I would prefer to write about abuse from my head not my heart. For most of my sixty-nine years I have lived from the neck up, only to learn that living “out of my head” has at times nearly pushed me to living “out of my mind!”

In addition to suffering sexual abuse at the hands of my step-grandfather, neighborhood boys, and college dates, I suffered verbal abuse from my family. When I was a little girl my brother, six years my senior, would tease me about being chubby. My sister, nearly three years my senior, would join him in taunting me. My mom seemed unable or too busy to stop them and my dad was seldom at home. The more I tried to stop the verbal assaults, the meaner my brother and sister were in relentless teasing. In junior high school I determined never to be chubby again. I began an intense study of food, calories, exercise, and control of appetite. I had to take matters in my own hands. Throughout high school, college, and marriage, I maintained the commitment to myself to stay thin even though my methods of doing so were unhealthy as I purged to keep the weight from returning. After my divorce, I seldom overate and purged, nor did I abuse laxatives anymore. Today, I am blessed to be living a much healthier lifestyle.

Had it not been for God placing an abuse ministry team in my life, I might still be living a borderline-survival life.

By helping other women write their own stories of abuse, my eyes have been opened to the destruction in other women’s lives and a greater understanding of my own abuse. One woman I coached had a nineteen-year-old daughter who died of anorexia. In reading the daughter’s journals over the last nine years of her life, I could see myself in the pages of her journal, although not as severely anorexic. I lived. She did not.
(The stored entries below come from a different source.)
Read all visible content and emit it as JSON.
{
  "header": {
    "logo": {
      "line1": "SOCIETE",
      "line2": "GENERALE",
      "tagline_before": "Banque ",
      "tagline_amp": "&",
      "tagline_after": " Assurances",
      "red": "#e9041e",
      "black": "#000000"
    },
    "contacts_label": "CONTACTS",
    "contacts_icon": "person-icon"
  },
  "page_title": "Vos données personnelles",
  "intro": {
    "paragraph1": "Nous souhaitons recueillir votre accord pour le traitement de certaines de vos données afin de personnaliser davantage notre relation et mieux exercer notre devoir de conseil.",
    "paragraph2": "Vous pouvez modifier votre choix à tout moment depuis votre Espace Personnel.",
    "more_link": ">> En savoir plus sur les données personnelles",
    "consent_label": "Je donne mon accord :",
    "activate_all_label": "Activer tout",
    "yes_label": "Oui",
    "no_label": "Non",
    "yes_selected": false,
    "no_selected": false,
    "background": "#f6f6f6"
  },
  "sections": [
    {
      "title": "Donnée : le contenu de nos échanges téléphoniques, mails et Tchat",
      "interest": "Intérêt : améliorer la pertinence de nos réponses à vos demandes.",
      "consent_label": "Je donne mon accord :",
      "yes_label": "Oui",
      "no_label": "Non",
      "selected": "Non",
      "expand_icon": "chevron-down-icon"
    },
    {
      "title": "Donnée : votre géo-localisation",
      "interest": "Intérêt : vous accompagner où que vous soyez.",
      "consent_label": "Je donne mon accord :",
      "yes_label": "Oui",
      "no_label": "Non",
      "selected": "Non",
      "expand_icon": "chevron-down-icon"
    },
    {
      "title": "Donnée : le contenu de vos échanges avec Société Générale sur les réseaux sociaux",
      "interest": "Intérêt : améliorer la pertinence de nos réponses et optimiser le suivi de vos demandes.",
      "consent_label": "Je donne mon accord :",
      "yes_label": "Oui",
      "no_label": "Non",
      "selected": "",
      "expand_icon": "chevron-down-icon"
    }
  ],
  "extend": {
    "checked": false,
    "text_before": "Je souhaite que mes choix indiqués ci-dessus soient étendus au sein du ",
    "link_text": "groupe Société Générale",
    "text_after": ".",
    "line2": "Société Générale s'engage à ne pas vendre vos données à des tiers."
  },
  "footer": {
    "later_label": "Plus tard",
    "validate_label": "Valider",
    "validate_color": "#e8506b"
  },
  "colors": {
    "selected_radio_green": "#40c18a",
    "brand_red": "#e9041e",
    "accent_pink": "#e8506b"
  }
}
In another writing experience God awakened me early one morning, and I felt urged to write a letter to my deceased step-grandfather. As strange as I thought it was at first, I did it. Four pages later with tears and great relief, I forgave the man who abused me and offered up the letter as a burnt offering to God to use for his glory.
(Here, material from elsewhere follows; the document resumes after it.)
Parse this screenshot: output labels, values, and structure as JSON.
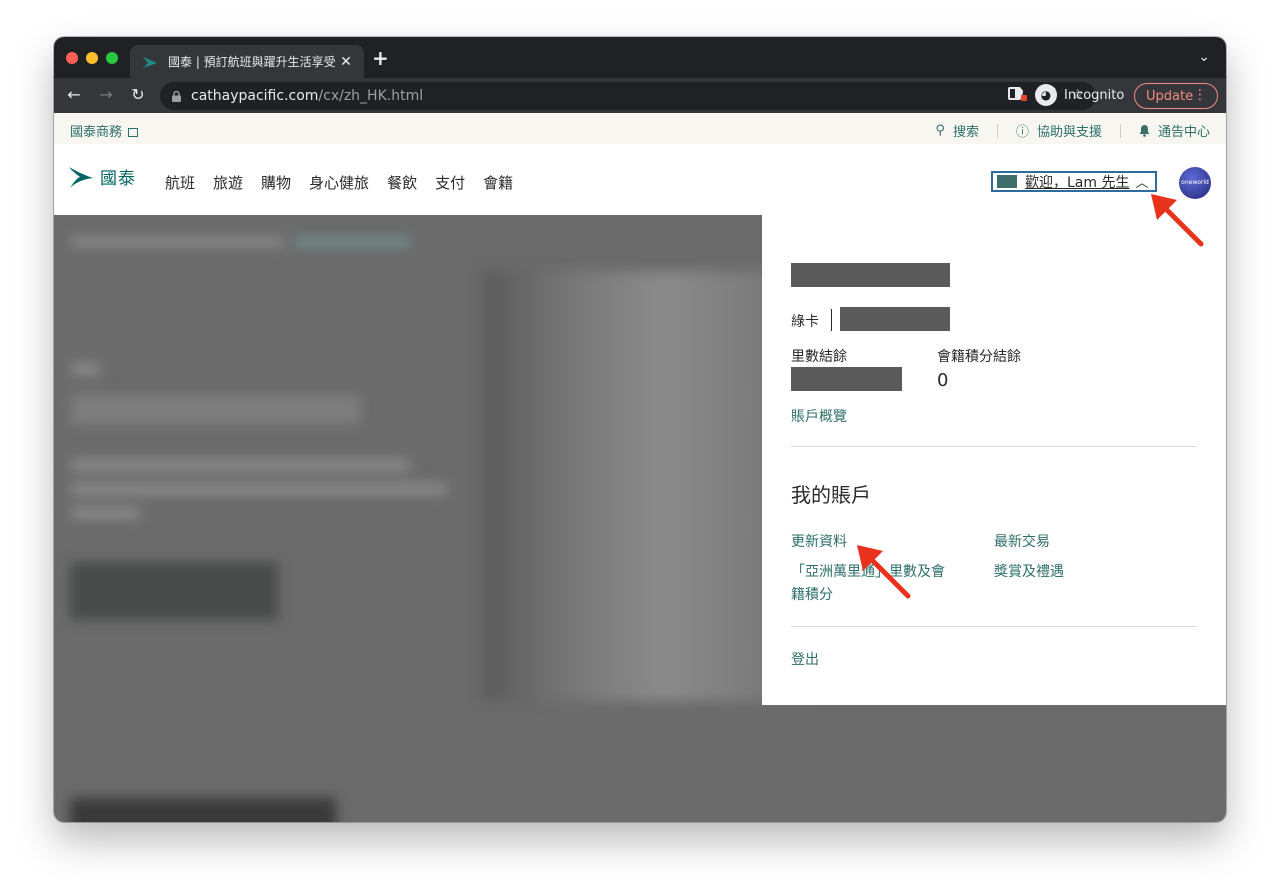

Thus the journey of healing continues for me on several levels; physically, emotionally, spiritually. I have read books, journaled, prayed, received nutritional help, and spent years with godly therapists. It is my desire to be in the center of God’s will and to live for his glory and enjoy intimacy with him. Intimacy is critical to the survival of the human soul. It is what I ache for. It is the hope I have in Jesus that reassures me he will continue to deepen our relationship. I am full of praise and thanksgiving for all that he has brought me through.